The company grew out of a consignment inventory management project conducted by Cork Lifescience and electronics company, IPT.

Managing director of IPT at the time, Mr O’Hanlon saw an opportunity to set up a new company to develop an inventory management solution for the hospital market in the UK.

Setting up Genesis Automation with some funding raised from family and friends in 2010, he secured €6m in funding in 2016 from IPF Partners, a Luxembourg-based medical investment company.

Earlier this year the company raised a further €20m from a London-based healthcare private equity company.

Having initially started out with a basis consignment inventory management system, Genesis partnered with Plymouth Hosptial in the UK to develop a range of inventory management solutions which are used for a range of functions including automated stock management and the costing of medical procedures in addition to the tracking and tracing of medical devices.

“We now provide a total inventory management system for hospital which manage everything for basic materials and supplies through to high cost implants.
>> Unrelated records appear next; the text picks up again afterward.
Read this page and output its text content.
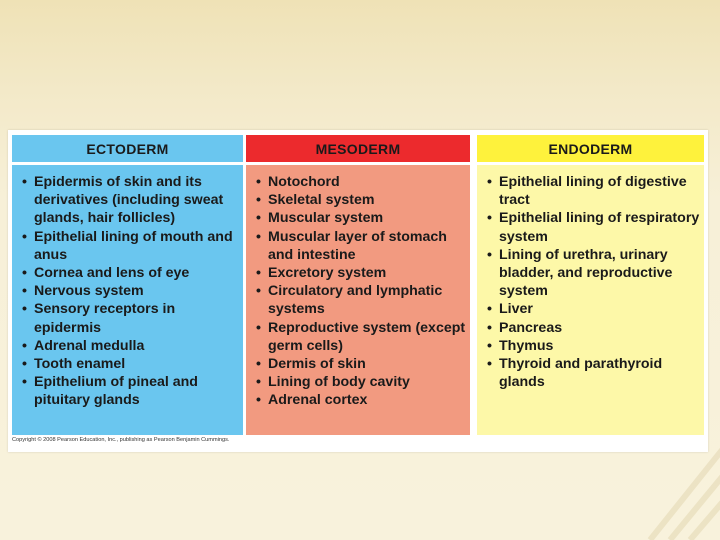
ECTODERM
• Epidermis of skin and its derivatives (including sweat glands, hair follicles)
• Epithelial lining of mouth and anus
• Cornea and lens of eye
• Nervous system
• Sensory receptors in epidermis
• Adrenal medulla
• Tooth enamel
• Epithelium of pineal and pituitary glands
MESODERM
• Notochord
• Skeletal system
• Muscular system
• Muscular layer of stomach and intestine
• Excretory system
• Circulatory and lymphatic systems
• Reproductive system (except germ cells)
• Dermis of skin
• Lining of body cavity
• Adrenal cortex
ENDODERM
• Epithelial lining of digestive tract
• Epithelial lining of respiratory system
• Lining of urethra, urinary bladder, and reproductive system
• Liver
• Pancreas
• Thymus
• Thyroid and parathyroid glands
Copyright © 2008 Pearson Education, Inc., publishing as Pearson Benjamin Cummings.
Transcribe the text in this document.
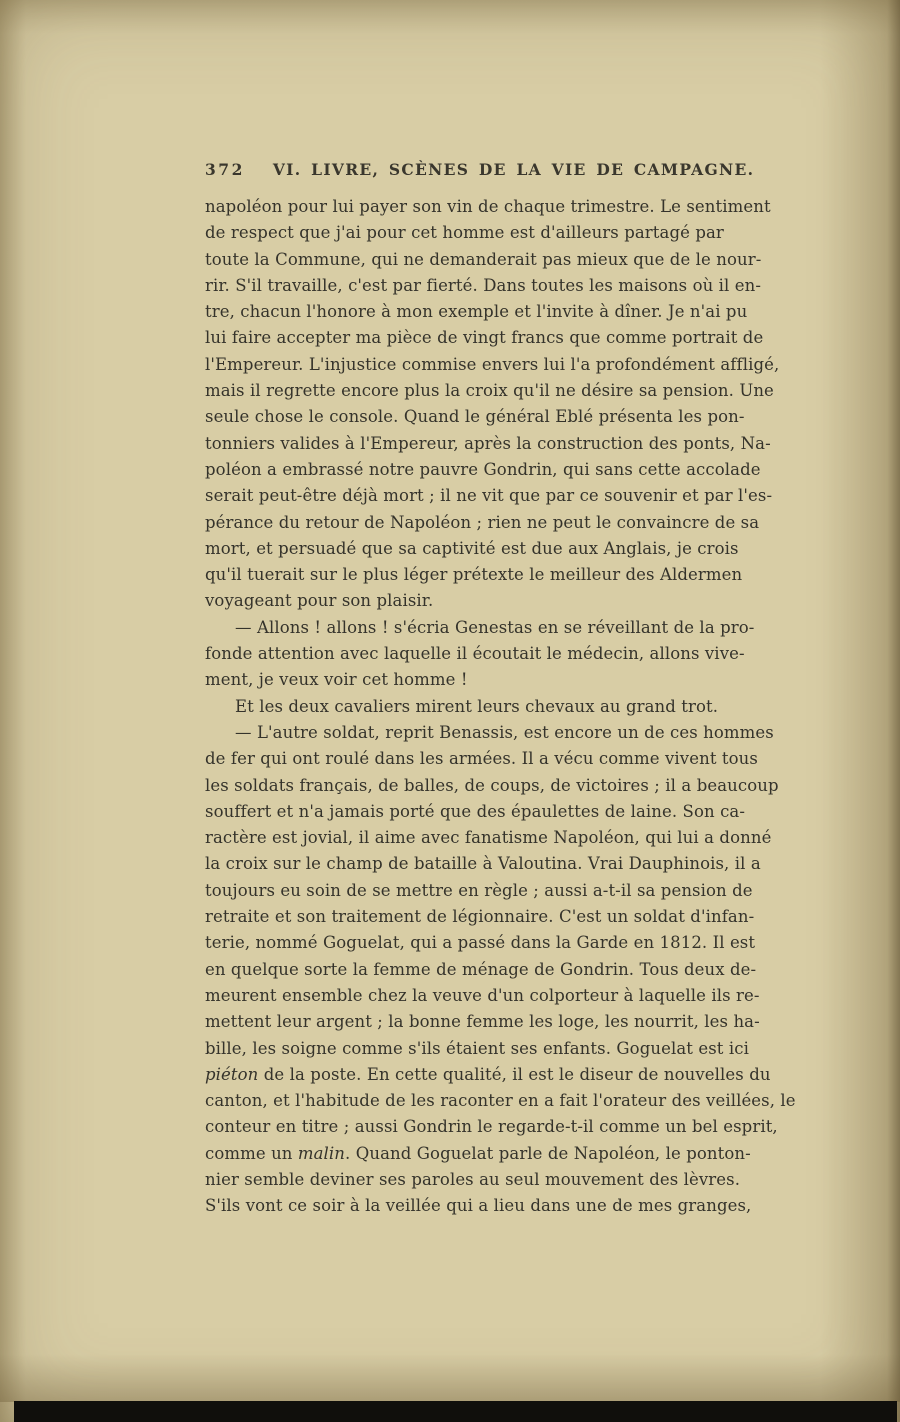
372 VI. LIVRE, SCÈNES DE LA VIE DE CAMPAGNE.
napoléon pour lui payer son vin de chaque trimestre. Le sentiment
de respect que j'ai pour cet homme est d'ailleurs partagé par
toute la Commune, qui ne demanderait pas mieux que de le nour-
rir. S'il travaille, c'est par fierté. Dans toutes les maisons où il en-
tre, chacun l'honore à mon exemple et l'invite à dîner. Je n'ai pu
lui faire accepter ma pièce de vingt francs que comme portrait de
l'Empereur. L'injustice commise envers lui l'a profondément affligé,
mais il regrette encore plus la croix qu'il ne désire sa pension. Une
seule chose le console. Quand le général Eblé présenta les pon-
tonniers valides à l'Empereur, après la construction des ponts, Na-
poléon a embrassé notre pauvre Gondrin, qui sans cette accolade
serait peut-être déjà mort ; il ne vit que par ce souvenir et par l'es-
pérance du retour de Napoléon ; rien ne peut le convaincre de sa
mort, et persuadé que sa captivité est due aux Anglais, je crois
qu'il tuerait sur le plus léger prétexte le meilleur des Aldermen
voyageant pour son plaisir.
— Allons ! allons ! s'écria Genestas en se réveillant de la pro-
fonde attention avec laquelle il écoutait le médecin, allons vive-
ment, je veux voir cet homme !
Et les deux cavaliers mirent leurs chevaux au grand trot.
— L'autre soldat, reprit Benassis, est encore un de ces hommes
de fer qui ont roulé dans les armées. Il a vécu comme vivent tous
les soldats français, de balles, de coups, de victoires ; il a beaucoup
souffert et n'a jamais porté que des épaulettes de laine. Son ca-
ractère est jovial, il aime avec fanatisme Napoléon, qui lui a donné
la croix sur le champ de bataille à Valoutina. Vrai Dauphinois, il a
toujours eu soin de se mettre en règle ; aussi a-t-il sa pension de
retraite et son traitement de légionnaire. C'est un soldat d'infan-
terie, nommé Goguelat, qui a passé dans la Garde en 1812. Il est
en quelque sorte la femme de ménage de Gondrin. Tous deux de-
meurent ensemble chez la veuve d'un colporteur à laquelle ils re-
mettent leur argent ; la bonne femme les loge, les nourrit, les ha-
bille, les soigne comme s'ils étaient ses enfants. Goguelat est ici
piéton de la poste. En cette qualité, il est le diseur de nouvelles du
canton, et l'habitude de les raconter en a fait l'orateur des veillées, le
conteur en titre ; aussi Gondrin le regarde-t-il comme un bel esprit,
comme un malin. Quand Goguelat parle de Napoléon, le ponton-
nier semble deviner ses paroles au seul mouvement des lèvres.
S'ils vont ce soir à la veillée qui a lieu dans une de mes granges,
No competitors have a system this comprehensive,’’ said Mr O’Hanlon, adding that the system helps hospitals achieve cost savings, reduce waste and improve safety and compliance.

He says that Genesis has now successfully established itself as market leader in the UK for point of care traceability and inventory management solutions for hospitals.

“We have sales to 27 hospitals in the UK and the market there accounts for 95% of our turnover,” he said.

Turning its attention to the vast potential in the US since last year, Genesis has now set up a new headquarters in Florida where it employs a sales staff of 14.

“The opportunities in the US are vast -- it has 6,000 hospitals while the UK has 600,” said Mr O’Hanlon, adding that the signing of Driscoll as a first customer and the collaboration on the new tissue tracking solution has been a major milestone for the company.

The goal for the end of this year is to sign 20 hospitals in the US.

“Within four or five years we expect 90% of our business to be in the US,” said Mr O’Hanlon.

The strategy is to continue with R&D, which is carried out at the Genesis facility in Cork and to make the company’s solution even more comprehensive.

“Plans for this year include developing new modules and recruiting 20 staff — we are now looking for software developers.”